April was almost over. Michael had a thing about April, that Cordelia thought she understood but didn't try to articulate to her boyfriend. It was fear, she thought, and superstition, and ever-present trauma, all running up against each other on the calendar. It was a shitty combination. She tried to help, though she wasn't sure how.
Just being around each other seemed to help, she had thought. Eating too rich food together, drinking too sweet drinks together, smoking too cheap cigarettes on the balcony after sex together. Sitting quietly in the sitting room together, afterwards, him on the sofa and her perched in her desk chair, manuscript for her book propped on her knees and a pencil tucked behind her ear.

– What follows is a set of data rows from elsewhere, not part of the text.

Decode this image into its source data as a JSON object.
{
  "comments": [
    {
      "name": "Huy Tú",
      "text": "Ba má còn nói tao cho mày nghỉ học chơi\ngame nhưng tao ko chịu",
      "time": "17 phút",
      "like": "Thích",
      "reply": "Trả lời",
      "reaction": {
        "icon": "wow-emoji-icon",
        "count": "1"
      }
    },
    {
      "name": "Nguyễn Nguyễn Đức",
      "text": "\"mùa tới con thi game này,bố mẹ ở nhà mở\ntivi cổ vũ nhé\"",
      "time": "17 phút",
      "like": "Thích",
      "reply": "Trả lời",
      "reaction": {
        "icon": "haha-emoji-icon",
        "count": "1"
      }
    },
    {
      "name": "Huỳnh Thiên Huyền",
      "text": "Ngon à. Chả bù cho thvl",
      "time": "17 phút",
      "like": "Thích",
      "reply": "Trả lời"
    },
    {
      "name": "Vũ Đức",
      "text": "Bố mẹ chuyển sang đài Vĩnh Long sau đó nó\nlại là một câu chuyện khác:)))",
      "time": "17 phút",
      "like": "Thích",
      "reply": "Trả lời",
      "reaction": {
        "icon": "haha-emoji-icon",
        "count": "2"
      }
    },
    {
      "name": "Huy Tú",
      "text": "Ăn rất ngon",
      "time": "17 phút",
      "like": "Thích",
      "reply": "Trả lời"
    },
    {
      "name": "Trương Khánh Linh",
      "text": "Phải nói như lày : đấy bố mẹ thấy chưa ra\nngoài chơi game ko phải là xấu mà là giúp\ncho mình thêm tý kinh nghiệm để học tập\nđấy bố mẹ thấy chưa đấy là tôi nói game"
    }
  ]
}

Didn't even rain, Michael said, his low voice rumbling in what Cordelia thought was a rather soothing way. "Should it be raining?" Cordelia asked lightly, licking her thumb and flipping the page over. "I'm sure spring flowers will be right enough without it." It had been a wet winter, hadn't it? It always felt like a wet winter, and the spring was always too beautiful afterward.
It upset her, some years. The sun would be so bright, the grass so green, that she would feel compelled to take the sky by the lapels and shake it. Why won't you weep? Cordy would imagine screaming, shaking Apollo or some other sun god so hard the light would go hazy. Don't you know what we've lost? What I've lost?
Of course, Apollo wasn't real, and this was just a fantasy. May was for drinking slightly more than usual, for being slightly more fragile than usual, and trying to pretend the world hadn't stuttered to a premature stop five years ago. Six years ago, she realized, with a sudden plummetting of her stomach. Six years. Merlin, Morgana, and Mordred.
Her eyes skipped over the same sentence again -- Cordelia blinked, narrowed her eyes to look at it again. In April, it read, any pretence that we were not prisoners in our own school evaporated. There were Will's notes in the margins, her own hand in another colour of ink already. In April, she had written.
Cordelia looked up, twisted in her chair to look at Michael. "Babe," she began, drawing the stack of paper closer to her chest. "You know how I have the travel book coming out next month, yes?" She bit her lip, looking over at him with a twitch of apprehension.